No. L’autoblocco e il gioco di accoppiamento sono due cose diverse. Un ingranaggio a vite senza fine autobloccante impedisce alla corona dentata di far ruotare all’indietro la vite senza fine, quindi il carico viene mantenuto in posizione senza bisogno di un freno, ma presenta comunque un gioco di accoppiamento specificato che deve essere regolato e mantenuto. L’autobloccaggio controlla il movimento inverso sotto carico; non elimina il gioco tra i denti.

Cosa fa sì che il gioco aumenti col passare del tempo?

Il gioco aumenta man mano che i denti degli ingranaggi e le piste dei cuscinetti si consumano, quando si perde il precarico dei bulloni e si verificano micro-spostamenti, oppure quando l’ingranaggio subisce danni da urto a causa di un gioco eccessivo durante il funzionamento. Un aumento del gioco comporta sia una perdita di precisione sia un segnale che il sistema si sta usurando, e dovrebbe essere misurato rispetto ai limiti indicati dal produttore come parte delle ispezioni periodiche.

Quanto gioco è accettabile in un sistema di rotazione?

Non esiste un unico valore universale. Il gioco ammesso è un intervallo specificato dal produttore per quel particolare ingranaggio e quella specifica applicazione, solitamente correlato al modulo dell’ingranaggio o indicato direttamente nella documentazione di installazione. Viene misurato nel punto massimo dell’eccentricità radiale della corona dentata. Il valore esatto va sempre ricavato dalla documentazione del produttore relativa al prodotto specifico.

Il gioco è importante per gli inseguitori solari?

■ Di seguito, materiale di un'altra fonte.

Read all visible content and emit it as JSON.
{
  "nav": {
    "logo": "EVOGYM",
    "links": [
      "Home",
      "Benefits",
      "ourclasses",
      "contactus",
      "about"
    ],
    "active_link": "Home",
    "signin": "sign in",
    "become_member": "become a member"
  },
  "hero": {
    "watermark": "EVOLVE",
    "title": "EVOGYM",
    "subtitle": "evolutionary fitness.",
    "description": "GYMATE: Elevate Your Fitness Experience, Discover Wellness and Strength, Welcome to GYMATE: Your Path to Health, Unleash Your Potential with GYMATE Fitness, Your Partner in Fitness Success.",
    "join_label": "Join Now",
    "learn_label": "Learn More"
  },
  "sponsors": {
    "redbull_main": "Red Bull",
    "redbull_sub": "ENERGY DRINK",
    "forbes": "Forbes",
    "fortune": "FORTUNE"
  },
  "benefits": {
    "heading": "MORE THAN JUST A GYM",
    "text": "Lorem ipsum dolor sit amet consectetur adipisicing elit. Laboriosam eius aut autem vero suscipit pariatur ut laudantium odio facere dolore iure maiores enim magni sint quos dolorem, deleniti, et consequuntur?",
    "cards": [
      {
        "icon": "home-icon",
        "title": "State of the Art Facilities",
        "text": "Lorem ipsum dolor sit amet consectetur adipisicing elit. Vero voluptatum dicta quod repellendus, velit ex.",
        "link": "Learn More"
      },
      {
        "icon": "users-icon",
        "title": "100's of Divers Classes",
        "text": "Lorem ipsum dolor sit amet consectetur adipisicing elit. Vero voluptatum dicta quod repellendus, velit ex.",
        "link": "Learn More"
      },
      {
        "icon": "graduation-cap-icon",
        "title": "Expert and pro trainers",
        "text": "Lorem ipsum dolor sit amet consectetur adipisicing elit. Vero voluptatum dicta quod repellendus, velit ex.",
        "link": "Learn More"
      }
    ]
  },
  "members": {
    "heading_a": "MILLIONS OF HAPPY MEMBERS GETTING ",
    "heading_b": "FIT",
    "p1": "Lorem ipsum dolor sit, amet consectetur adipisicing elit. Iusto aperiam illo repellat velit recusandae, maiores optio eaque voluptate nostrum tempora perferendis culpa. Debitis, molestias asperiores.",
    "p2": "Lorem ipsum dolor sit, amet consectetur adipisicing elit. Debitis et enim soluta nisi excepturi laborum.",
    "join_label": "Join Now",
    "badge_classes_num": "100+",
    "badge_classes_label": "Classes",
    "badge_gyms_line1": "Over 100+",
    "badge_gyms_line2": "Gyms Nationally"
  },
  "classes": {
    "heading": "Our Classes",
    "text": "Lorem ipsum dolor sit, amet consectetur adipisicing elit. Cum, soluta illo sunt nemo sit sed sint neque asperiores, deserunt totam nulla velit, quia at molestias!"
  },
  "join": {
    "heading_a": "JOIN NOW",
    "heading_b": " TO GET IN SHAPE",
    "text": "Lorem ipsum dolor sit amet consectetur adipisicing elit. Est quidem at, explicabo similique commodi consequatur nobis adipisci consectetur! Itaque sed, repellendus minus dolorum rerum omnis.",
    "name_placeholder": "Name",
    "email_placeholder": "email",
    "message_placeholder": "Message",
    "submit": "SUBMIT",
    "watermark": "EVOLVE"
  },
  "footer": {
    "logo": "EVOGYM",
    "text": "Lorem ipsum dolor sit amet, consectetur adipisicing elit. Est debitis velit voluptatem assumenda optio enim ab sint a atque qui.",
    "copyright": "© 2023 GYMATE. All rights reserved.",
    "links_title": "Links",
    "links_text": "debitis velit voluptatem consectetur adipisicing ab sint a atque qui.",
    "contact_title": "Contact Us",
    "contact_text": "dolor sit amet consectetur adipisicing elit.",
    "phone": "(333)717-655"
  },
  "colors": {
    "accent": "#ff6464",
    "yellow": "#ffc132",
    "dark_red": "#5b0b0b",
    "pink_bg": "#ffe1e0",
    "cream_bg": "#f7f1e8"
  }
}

Sì. Gli inseguitori solari devono posizionare i pannelli con precisione e in modo ripetitivo, e ogni inversione di direzione comporta una perdita di posizione pari al gioco, finché il gioco non viene compensato. Un gioco eccessivo o in aumento può ridurre la precisione dell’inseguimento e, nel tempo, influire sulla produzione di energia. Ecco perché gli azionamenti di rotazione per l’inseguimento solare sono generalmente progettati per avere un gioco ridotto e vengono monitorati per rilevare eventuali aumenti durante il funzionamento.